We’ve said it before, but stealing a car with a keyless ignition system is really easy. So easy, in fact, that it’s become a serious problem in the United Kingdom, among other countries. The National Police Chiefs’ Council there released a reminder Thursday that owners should be vigilant, and there’s actually a rather simple solution to help stave off the threat.
The short answer is to stash that fob in a tin or, say, your fridge (yes, seriously) when you’re not on the road. The NPCC cites an increase of 3.1 percent in vehicle crime in the U.K. between May and June, and most of it can be chalked up to keyless theft. Thieves can simply use a relay device to amplify the signal emitted from your car’s fob, tricking the car into thinking that its fob is nearby when it’s actually being spoofed by the relay. They need only less than a minute to do it, at which point it’s just a matter of unlocking the doors and driving off.
The thing is, the relay won’t be able to pick up the fob’s signal if it’s being physically blocked. And that’s not hard to do! You could use one of those aforementioned makeshift solutions, likely already lying around in your home. Or, if you feel like spending money, there happen to be tons of RFID pouches and such on the internet’s numerous sites that sell things.
Fortunately, I haven’t heard of this happening to anyone I know, which is probably why I was unaware of the growing issue this has become until I read the NPCC’s report. Our editor-in-chief Rory says it’s been a problem in Michigan, which tracks. In the U.K., it seems pretty sophisticated:
Last week Leicestershire Police secured the conviction of seven members of an organised crime gang who were involved in more than 50 keyless thefts involving vehicles totalling £2.4 million. They were jailed for a total of more than 30 years.
Earlier this month in Liverpool five people were sentenced to a total of more than 23 years in prison after being convicted for a range of offences including the theft of keyless cars totalling around £2.6 million.
Cheshire Constabulary secured the conviction of a man for several car and key burglaries and he was sentenced to more than 7 years imprisonment last week.

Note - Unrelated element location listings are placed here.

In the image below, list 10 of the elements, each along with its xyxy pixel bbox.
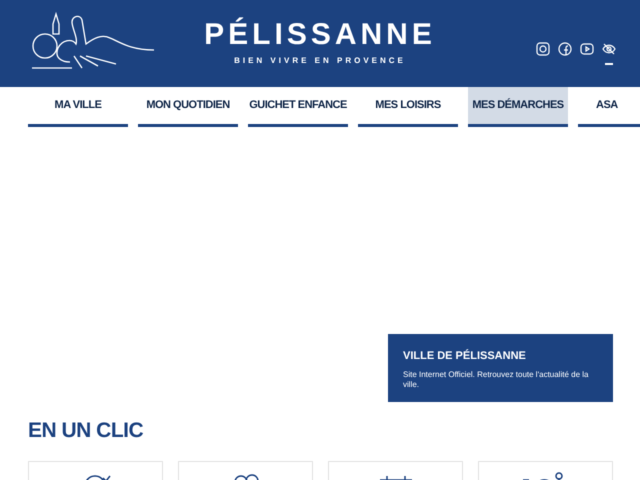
- menu-dash-icon[interactable]: [605, 63, 613, 65]
- instagram-icon[interactable]: [536, 42, 550, 56]
- hero-title: VILLE DE PÉLISSANNE: [403, 348, 527, 364]
- facebook-icon[interactable]: [558, 42, 572, 56]
- hero-text: Site Internet Officiel. Retrouvez toute l'actualité de la ville.: [403, 370, 590, 390]
- nav-tab[interactable]: MES DÉMARCHES: [468, 87, 568, 127]
- section-heading: EN UN CLIC: [28, 420, 144, 441]
- eye-slash-icon[interactable]: [602, 42, 616, 56]
- youtube-icon[interactable]: [580, 42, 594, 56]
- site-tagline: BIEN VIVRE EN PROVENCE: [234, 55, 406, 67]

You may be reassured to know that some automakers are responding to this problem by building ultra-wideband technology into their fobs, which employs many frequencies to thwart relay attacks. However, these are so far limited to all but the latest and most technologically up-to-date cars, like the new Land Rover Discovery. If you don’t happen to have a new Discovery in your driveway, maybe consider finding a tin or something.